Abstract Using a measure of technology novelty, this paper identifies periods with and without technology breakthroughs from the 1980s to the 2020s in the US. It is found that market concentration decreases at the advent of revolutionary technologies. We establish a theory addressing inventors' decisions to establish new firms or join incumbents of specific sizes, yielding two key predictions: (1) A higher share of inventors opt for new firms during periods of heightened technology novelty. (2). There is positive assortative matching between idea quality and firm size if inventors join incumbents. Both predictions align with empirical findings and collectively contribute to a reduction in market concentration when groundbreaking technologies occur. Quantitative analysis shows the channel proposed explains 89% of the correlation between technology novelty waves and market concentration. 


Abstract This paper builds a macroeconomic framework which explicitly models the inventors and firms as two separate groups of agents and studies the option of selling innovations affects the mapping between them in an endogenous contracting setting. The model characterizing firm-inventor contracts, firm-innovation synergy and asymmetric information between firms. The model implies that inventors whose outcomes are effort-sensitive choose small firms. In a counterfactual scenario where firms cannot sell innovations, inventors move to larger firms. Quantitatively, the share of innovations in firms with more than 100,000 employees increases by 10 pp, and growth drops by 0.17 pp.
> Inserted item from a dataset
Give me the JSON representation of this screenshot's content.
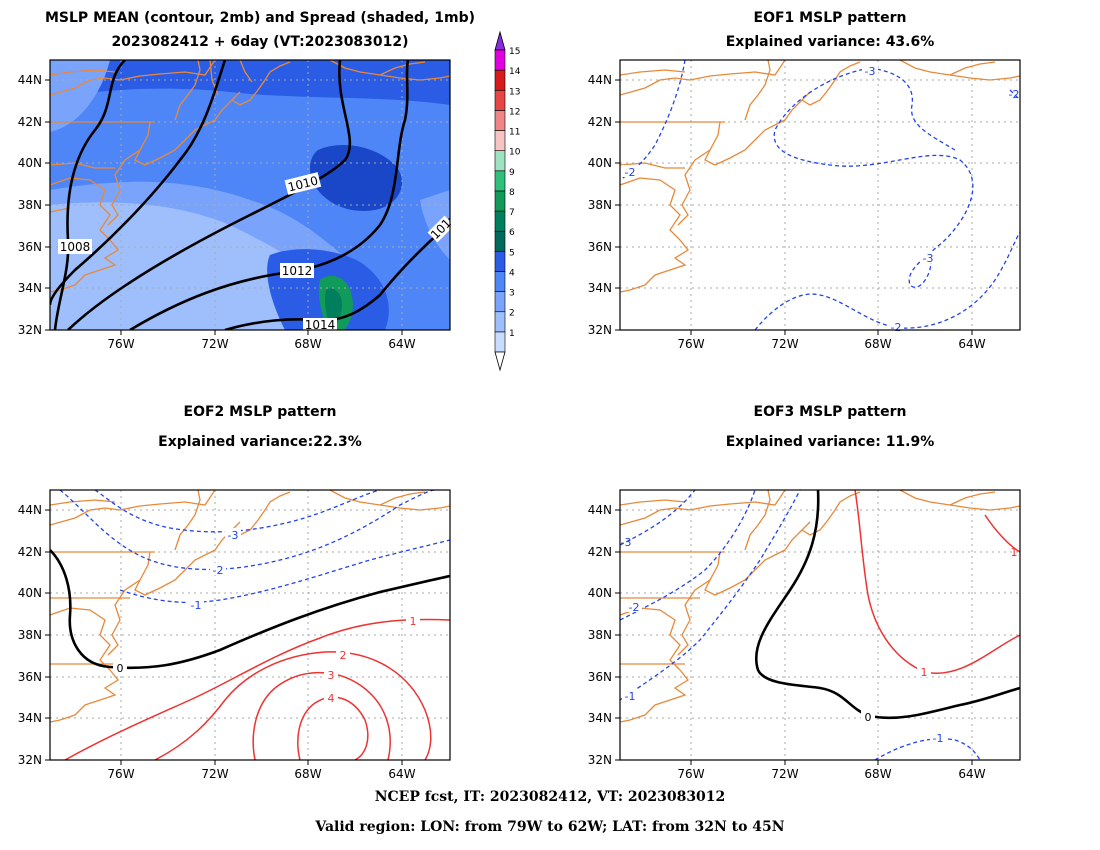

Abstract This paper studies the belief bias in the workplace. I build a structural model where workers can learn from coworkers. They choose where to work based on both wage and perceived learning opportunities. I estimate the model using German administrative data which contain information on workforce composition and workers' characteristics. I propose a methodology to separately estimate the perceived and the correct learning functions, building on the observation that learning is priced by a competitive market based on belief. The estimation results show that workers overestimate how much they can learn from coworkers by eight times. It implies that better knowledgeable workers are overpaid while the rest are underpaid, which increases the within-team inequality.